It’s important to fight for what we believe in beyond our trans life, milestones, and our identities
By: Tobey Tozier*/Trans Headlines
My partner and I have always wanted to live sustainably; to grow our own food, consume less, and take advantage of the natural resources we’re surrounded by in Maine. What draws me in about living in a tiny home is how intentional it is. The decision to downsize and live a more eco-conscious life isn’t a quick one to make nor is it the path of least resistance. Our consumer-driven culture distracts us with objects and obstructs our path to living mindfully for ourselves and for our planet, and it can be difficult to feel compelled enough to challenge it.
When Mal and I bought our house two and a half years ago, we made a compromise. We were desperate to move outside of Portland—where our apartment was expensive, small and inefficient–to buy a tiny house on wheels, park it on a piece of land and invest in a home that made more sense for our future. This was a thrilling and relentless daydream that played over and over again during our morning walks around the city and spontaneous drives to the rural towns that surround it. What a luxury it would be (if not a right) to live debt-free.

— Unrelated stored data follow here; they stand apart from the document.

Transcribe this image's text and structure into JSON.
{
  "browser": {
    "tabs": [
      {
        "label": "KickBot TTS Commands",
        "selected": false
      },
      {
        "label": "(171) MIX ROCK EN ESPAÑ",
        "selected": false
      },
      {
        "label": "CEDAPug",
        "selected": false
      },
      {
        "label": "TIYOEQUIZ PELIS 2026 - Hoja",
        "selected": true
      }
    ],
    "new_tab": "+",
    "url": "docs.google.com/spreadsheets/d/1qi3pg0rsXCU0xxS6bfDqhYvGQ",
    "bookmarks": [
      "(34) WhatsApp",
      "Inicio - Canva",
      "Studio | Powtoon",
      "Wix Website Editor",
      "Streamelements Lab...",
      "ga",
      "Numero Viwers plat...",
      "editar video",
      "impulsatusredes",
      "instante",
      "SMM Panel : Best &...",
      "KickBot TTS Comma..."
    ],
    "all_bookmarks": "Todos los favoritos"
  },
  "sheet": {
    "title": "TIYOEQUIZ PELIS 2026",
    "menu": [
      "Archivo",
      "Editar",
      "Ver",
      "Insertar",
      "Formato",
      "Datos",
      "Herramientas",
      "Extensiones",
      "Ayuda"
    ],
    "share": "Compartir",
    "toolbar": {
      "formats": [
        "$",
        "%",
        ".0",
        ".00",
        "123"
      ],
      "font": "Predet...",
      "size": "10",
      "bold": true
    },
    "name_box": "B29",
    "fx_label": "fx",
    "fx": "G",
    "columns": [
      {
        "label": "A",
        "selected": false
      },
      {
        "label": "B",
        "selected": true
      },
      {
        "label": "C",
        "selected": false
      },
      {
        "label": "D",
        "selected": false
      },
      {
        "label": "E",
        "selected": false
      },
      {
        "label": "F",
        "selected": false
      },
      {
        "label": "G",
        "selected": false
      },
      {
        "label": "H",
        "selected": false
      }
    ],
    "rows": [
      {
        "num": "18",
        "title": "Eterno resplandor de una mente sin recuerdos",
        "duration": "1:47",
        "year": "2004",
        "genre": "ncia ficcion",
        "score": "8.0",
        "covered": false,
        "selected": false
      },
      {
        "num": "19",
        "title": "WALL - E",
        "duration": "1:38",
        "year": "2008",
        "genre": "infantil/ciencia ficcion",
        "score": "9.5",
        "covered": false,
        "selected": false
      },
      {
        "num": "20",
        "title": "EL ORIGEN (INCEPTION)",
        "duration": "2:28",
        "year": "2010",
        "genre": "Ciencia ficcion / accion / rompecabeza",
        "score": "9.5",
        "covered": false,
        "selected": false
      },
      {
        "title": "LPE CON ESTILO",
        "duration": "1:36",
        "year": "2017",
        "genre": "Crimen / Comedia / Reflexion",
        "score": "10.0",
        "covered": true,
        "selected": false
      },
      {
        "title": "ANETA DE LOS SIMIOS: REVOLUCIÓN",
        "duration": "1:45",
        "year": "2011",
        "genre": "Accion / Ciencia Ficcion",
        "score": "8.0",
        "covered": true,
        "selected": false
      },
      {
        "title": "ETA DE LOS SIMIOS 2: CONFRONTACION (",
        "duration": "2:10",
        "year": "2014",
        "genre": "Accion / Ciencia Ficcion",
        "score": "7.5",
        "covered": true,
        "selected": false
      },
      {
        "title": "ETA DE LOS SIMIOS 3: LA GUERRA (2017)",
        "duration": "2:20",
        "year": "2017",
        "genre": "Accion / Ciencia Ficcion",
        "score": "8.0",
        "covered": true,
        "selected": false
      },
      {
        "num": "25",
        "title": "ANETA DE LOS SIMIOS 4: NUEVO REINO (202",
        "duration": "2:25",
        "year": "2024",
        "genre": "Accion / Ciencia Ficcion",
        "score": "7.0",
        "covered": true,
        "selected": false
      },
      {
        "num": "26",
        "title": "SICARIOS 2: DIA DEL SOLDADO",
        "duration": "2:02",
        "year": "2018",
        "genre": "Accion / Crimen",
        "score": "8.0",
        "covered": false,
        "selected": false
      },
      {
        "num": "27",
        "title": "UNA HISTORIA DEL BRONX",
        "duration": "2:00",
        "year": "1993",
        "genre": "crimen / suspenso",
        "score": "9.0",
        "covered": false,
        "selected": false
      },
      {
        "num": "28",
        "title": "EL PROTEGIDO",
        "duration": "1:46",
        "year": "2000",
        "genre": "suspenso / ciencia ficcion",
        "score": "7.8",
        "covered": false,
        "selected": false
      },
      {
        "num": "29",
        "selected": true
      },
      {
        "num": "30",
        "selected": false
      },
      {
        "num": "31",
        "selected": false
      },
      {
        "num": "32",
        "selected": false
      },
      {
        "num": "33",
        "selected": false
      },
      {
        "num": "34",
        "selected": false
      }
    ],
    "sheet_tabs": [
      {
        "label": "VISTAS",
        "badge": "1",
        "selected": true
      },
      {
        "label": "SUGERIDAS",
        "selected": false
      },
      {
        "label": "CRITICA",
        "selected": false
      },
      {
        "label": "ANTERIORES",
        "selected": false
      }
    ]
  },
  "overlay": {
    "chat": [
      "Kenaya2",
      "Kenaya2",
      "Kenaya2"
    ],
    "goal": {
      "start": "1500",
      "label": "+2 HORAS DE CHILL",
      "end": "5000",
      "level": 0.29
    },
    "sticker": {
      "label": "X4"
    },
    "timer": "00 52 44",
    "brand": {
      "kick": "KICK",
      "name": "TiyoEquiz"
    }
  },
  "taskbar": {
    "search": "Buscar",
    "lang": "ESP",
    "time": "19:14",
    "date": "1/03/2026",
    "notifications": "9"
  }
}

How impactful it would be to have a smaller footprint.
Trans life in a tiny home?
As we looked into the process of buying a tiny home and our own plot of land, it was quickly apparent that the financial and logistical hurdles were too large to overcome. Given the mobile nature of tiny homes, the amount of money we would have had to put down upfront on both the home and the land took a hard hit on our long-term dreams. Code enforcers in most Maine towns refused to allow tiny homes, and until recently, no single Maine town had come forward to support them. The majority of tiny home success stories we had heard came from people with advantages we didn’t have–like parking on a family member’s property or the skills to build the house ourselves. The minimalist lifestyle that once seemed like an ingenious solution for making lemonade out of a minimum wage was disappointed before it had the possibility to manifest.
Would this ever be possible?
Our tiny house plans were put on the back burner as we switched gears from minimal living to finding a modest home we could afford within 20 miles of the city. It wasn’t a “tiny” home, but it was a 720 square foot gift from the universe we could call our own. We sunk our teeth into gardening, building our own furniture out of recycled materials, and trading in disposable things for reusable ones. This house has given us so much freedom and has only heightened our desire to live more sustainably.
As we approach the three-year anniversary of the closing on our house, we’re pairing down our belongings and planning to sell. This time around, we’ll be lucky enough to use the equity we’ve earned on our current house to finance the build of our new home. It’s still likely to be a long road to gaining our new town’s acceptance of full-time tiny home living, but one we see as an important road to pave for future generations.
There are a lot of good things worth fighting for in life. Fighting to exist in the world as a transgender person is one of many lifelong battles I’ll face, the tiny home journey is an important reminder that we have to fight for what we believe in within all aspects of our lives, beyond just being trans.
*Tobey Tozier is a transgender designer and founder of Transcapsule, a transgender transition tracking app. He lives in Maine with his spouse, Mal, their two cats, and a senior beagle named Tuesday. Tobey has made it his life’s mission to help other people who are transgender live happier, more positive lives.